Лаура. Говорите, сбривает ему усы?
Сокорро. Ну да! А донья Венеранда рисует ему якорь на руке, точь-в-точь какой был у дона Грегорио… стерся, наверное… Ладно… Я пошла… (Быстро уходит.)
Лаура. Ну, теперь убедились, мама?
Адела. Да, теперь нет сомнений. Энрике затеял что-то, а что — мы не знаем. Но драгоценности пока еще тут… За дедушку можешь не беспокоиться, и драгоценности, и деньги — наши. А этим — подсыплем еще цианистого. С молоком или без… Все равно.

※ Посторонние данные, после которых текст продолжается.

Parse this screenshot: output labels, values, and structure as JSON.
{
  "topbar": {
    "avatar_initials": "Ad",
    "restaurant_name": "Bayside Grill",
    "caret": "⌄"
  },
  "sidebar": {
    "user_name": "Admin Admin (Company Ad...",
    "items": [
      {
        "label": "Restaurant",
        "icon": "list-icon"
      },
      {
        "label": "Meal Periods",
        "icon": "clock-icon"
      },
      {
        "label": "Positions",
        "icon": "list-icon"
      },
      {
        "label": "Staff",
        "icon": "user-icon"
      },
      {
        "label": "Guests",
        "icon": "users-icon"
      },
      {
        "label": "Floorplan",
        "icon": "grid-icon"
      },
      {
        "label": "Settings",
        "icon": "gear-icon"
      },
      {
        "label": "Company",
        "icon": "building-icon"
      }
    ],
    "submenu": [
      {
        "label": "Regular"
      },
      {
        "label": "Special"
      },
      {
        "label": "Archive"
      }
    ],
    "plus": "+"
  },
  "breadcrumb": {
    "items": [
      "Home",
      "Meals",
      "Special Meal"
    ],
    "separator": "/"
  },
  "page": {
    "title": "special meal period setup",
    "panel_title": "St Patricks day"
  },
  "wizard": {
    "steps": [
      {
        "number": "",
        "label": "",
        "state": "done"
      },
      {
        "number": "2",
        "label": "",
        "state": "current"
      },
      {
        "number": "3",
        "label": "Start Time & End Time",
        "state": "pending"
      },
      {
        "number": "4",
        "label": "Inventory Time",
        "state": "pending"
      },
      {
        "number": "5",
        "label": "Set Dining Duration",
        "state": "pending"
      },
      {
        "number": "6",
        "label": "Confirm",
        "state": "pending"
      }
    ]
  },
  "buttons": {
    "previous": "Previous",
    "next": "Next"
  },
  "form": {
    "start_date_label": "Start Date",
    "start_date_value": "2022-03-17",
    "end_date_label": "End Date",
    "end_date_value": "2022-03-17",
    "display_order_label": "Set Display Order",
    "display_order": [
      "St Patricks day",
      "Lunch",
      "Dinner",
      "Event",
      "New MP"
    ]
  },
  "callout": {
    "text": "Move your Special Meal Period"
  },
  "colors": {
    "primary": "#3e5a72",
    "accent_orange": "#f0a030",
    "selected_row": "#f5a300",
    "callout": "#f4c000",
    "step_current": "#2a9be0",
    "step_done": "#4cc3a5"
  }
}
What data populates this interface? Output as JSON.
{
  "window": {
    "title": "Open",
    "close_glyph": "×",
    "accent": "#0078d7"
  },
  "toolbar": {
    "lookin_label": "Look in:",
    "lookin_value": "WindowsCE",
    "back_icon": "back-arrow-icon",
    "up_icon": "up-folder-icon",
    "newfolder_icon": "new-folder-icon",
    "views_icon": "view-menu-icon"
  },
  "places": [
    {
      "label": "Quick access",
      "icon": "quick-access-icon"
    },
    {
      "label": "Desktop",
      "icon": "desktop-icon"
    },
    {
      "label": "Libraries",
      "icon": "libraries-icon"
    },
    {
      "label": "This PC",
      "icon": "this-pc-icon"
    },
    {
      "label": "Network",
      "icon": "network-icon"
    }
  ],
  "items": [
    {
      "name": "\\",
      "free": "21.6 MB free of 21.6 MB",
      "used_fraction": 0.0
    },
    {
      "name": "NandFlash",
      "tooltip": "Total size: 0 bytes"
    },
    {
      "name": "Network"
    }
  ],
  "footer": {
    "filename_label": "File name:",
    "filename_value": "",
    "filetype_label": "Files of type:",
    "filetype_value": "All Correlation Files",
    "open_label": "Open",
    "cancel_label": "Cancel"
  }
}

Лаура. Ладно, мама. На этот раз я не промахнусь. Давайте откроем чемодан. Лучше вынуть оттуда драгоценности. И паспорт еще раз посмотрим, мало ли что… (Идет к чемодану.)
Адела. Жадность не дает тебе покоя. Осторожно, детка! Не ровен час войдут, нехорошо, если увидят, что ты роешься в чемодане.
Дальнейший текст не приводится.